La compétence carcérale dévolue à Euskadi, représente un coût de 70 millions d’euros, un contingent de plus de 600 fonctionnaires et autres salariés, qui dépendront de l’administration basque. Elle concerne donc les trois prisons de Saint-Sébastien(2), Bilbao et Vitoria-Gasteiz auxquelles s’ajoute le transfert des murs de la vieille prison de Nanclares(3), abandonnée depuis l’ouverture du macro-centre de détention de Zaballa en 2011. La Navarre qui dispose de son propre statut d’autonomie, n’est pas tout à fait logée à la même enseigne qu’Euskadi. Elle souhaite “travailler son modèle pénitentiaire” en amont et pour le moment, se borner à exercer le “suivi sanitaire” de sa population carcérale, selon un accord passé le 24 mai avec Madrid. L’on compte actuellement 210 prisonniers entre Espagne et France.

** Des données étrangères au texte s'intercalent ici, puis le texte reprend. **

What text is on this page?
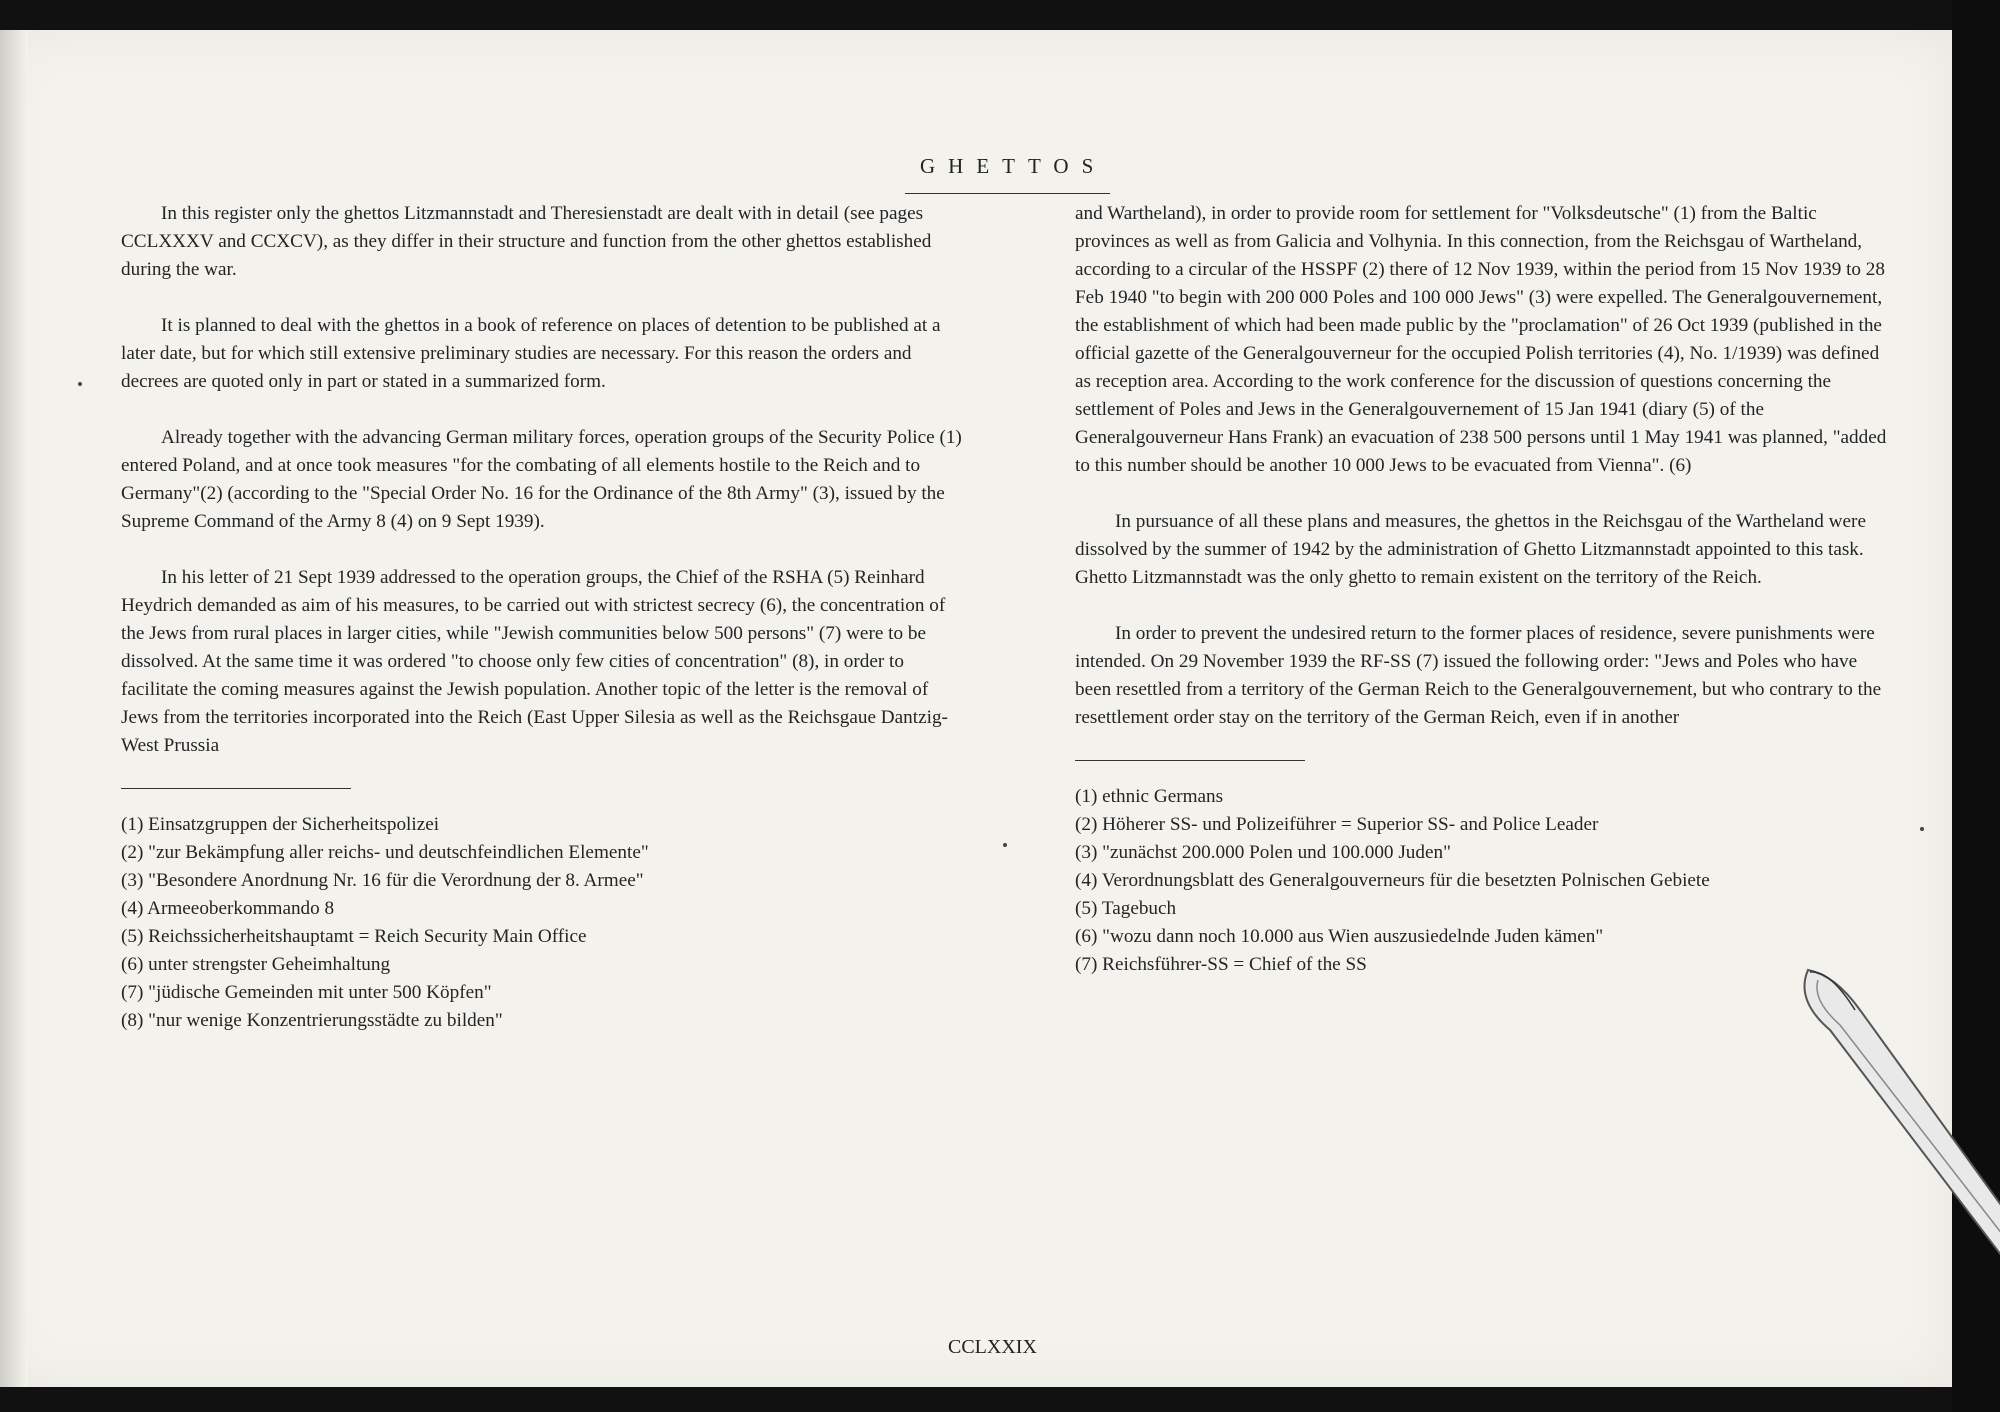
GHETTOS

In this register only the ghettos Litzmannstadt and Theresienstadt are dealt with in detail (see pages CCLXXXV and CCXCV), as they differ in their structure and function from the other ghettos established during the war.

It is planned to deal with the ghettos in a book of reference on places of detention to be published at a later date, but for which still extensive preliminary studies are necessary. For this reason the orders and decrees are quoted only in part or stated in a summarized form.

Already together with the advancing German military forces, operation groups of the Security Police (1) entered Poland, and at once took measures "for the combating of all elements hostile to the Reich and to Germany"(2) (according to the "Special Order No. 16 for the Ordinance of the 8th Army" (3), issued by the Supreme Command of the Army 8 (4) on 9 Sept 1939).

In his letter of 21 Sept 1939 addressed to the operation groups, the Chief of the RSHA (5) Reinhard Heydrich demanded as aim of his measures, to be carried out with strictest secrecy (6), the concentration of the Jews from rural places in larger cities, while "Jewish communities below 500 persons" (7) were to be dissolved. At the same time it was ordered "to choose only few cities of concentration" (8), in order to facilitate the coming measures against the Jewish population. Another topic of the letter is the removal of Jews from the territories incorporated into the Reich (East Upper Silesia as well as the Reichsgaue Dantzig-West Prussia

(1) Einsatzgruppen der Sicherheitspolizei
(2) "zur Bekämpfung aller reichs- und deutschfeindlichen Elemente"
(3) "Besondere Anordnung Nr. 16 für die Verordnung der 8. Armee"
(4) Armeeoberkommando 8
(5) Reichssicherheitshauptamt = Reich Security Main Office
(6) unter strengster Geheimhaltung
(7) "jüdische Gemeinden mit unter 500 Köpfen"
(8) "nur wenige Konzentrierungsstädte zu bilden"

and Wartheland), in order to provide room for settlement for "Volksdeutsche" (1) from the Baltic provinces as well as from Galicia and Volhynia. In this connection, from the Reichsgau of Wartheland, according to a circular of the HSSPF (2) there of 12 Nov 1939, within the period from 15 Nov 1939 to 28 Feb 1940 "to begin with 200 000 Poles and 100 000 Jews" (3) were expelled. The Generalgouvernement, the establishment of which had been made public by the "proclamation" of 26 Oct 1939 (published in the official gazette of the Generalgouverneur for the occupied Polish territories (4), No. 1/1939) was defined as reception area. According to the work conference for the discussion of questions concerning the settlement of Poles and Jews in the Generalgouvernement of 15 Jan 1941 (diary (5) of the Generalgouverneur Hans Frank) an evacuation of 238 500 persons until 1 May 1941 was planned, "added to this number should be another 10 000 Jews to be evacuated from Vienna". (6)

In pursuance of all these plans and measures, the ghettos in the Reichsgau of the Wartheland were dissolved by the summer of 1942 by the administration of Ghetto Litzmannstadt appointed to this task. Ghetto Litzmannstadt was the only ghetto to remain existent on the territory of the Reich.

In order to prevent the undesired return to the former places of residence, severe punishments were intended. On 29 November 1939 the RF-SS (7) issued the following order: "Jews and Poles who have been resettled from a territory of the German Reich to the Generalgouvernement, but who contrary to the resettlement order stay on the territory of the German Reich, even if in another

(1) ethnic Germans
(2) Höherer SS- und Polizeiführer = Superior SS- and Police Leader
(3) "zunächst 200.000 Polen und 100.000 Juden"
(4) Verordnungsblatt des Generalgouverneurs für die besetzten Polnischen Gebiete
(5) Tagebuch
(6) "wozu dann noch 10.000 aus Wien auszusiedelnde Juden kämen"
(7) Reichsführer-SS = Chief of the SS
CCLXXIX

La grogne de la droite espagnole
Ce transfert n’est pas du goût des partis de droite (PP, Vox, Ciudadanos), favorables à une involution sévère du système autonomique espagnol. Ils soupçonnent en effet, les autorités basques de vouloir transformer leurs prisons en “passoires” pour prisonniers d’ETA. Deux ou trois autres transferts (beaucoup moins emblématiques) ont été statués par la Commission mixte ad hoc, réunie le 10 mai dernier à Bilbao, autour du vice-lehendakari basque, Josu Erkoreka et du ministre espagnol de Politique territoriale et de la Fonction publique, Miguel Iceta. Reste que le statut de Gernika n’est toujours pas complètement respecté ! 42 ans après ! Manquent toujours à l’appel une brochette de compétences légitimement exigées par Euskadi. La Sécurité sociale en particulier, jugée plus que prioritaire. Sacrée paire de manches à négocier !
(1) Il correspond au statut (3e “grade”) accordé jusqu’ici de façon discrétionnaire aux prisonniers d’ETA, sans réel équivalent en France.
(2) La prison de Martutene a connu l’évasion spectaculaire de Joseba Sarrionandia et Iñaki Pikabea, le 7 juillet 1985, dans le matériel que accompagnait le chanteur Imanol lors d’un concert.
(3) La “Via de Nanclares” a consisté à regrouper les prisonniers d’ETA prêts à renoncer à la lutte armée et à bénéficier de liberté conditionnelle, moyennant demande de pardon et paiement de responsabilité civile à leurs victimes.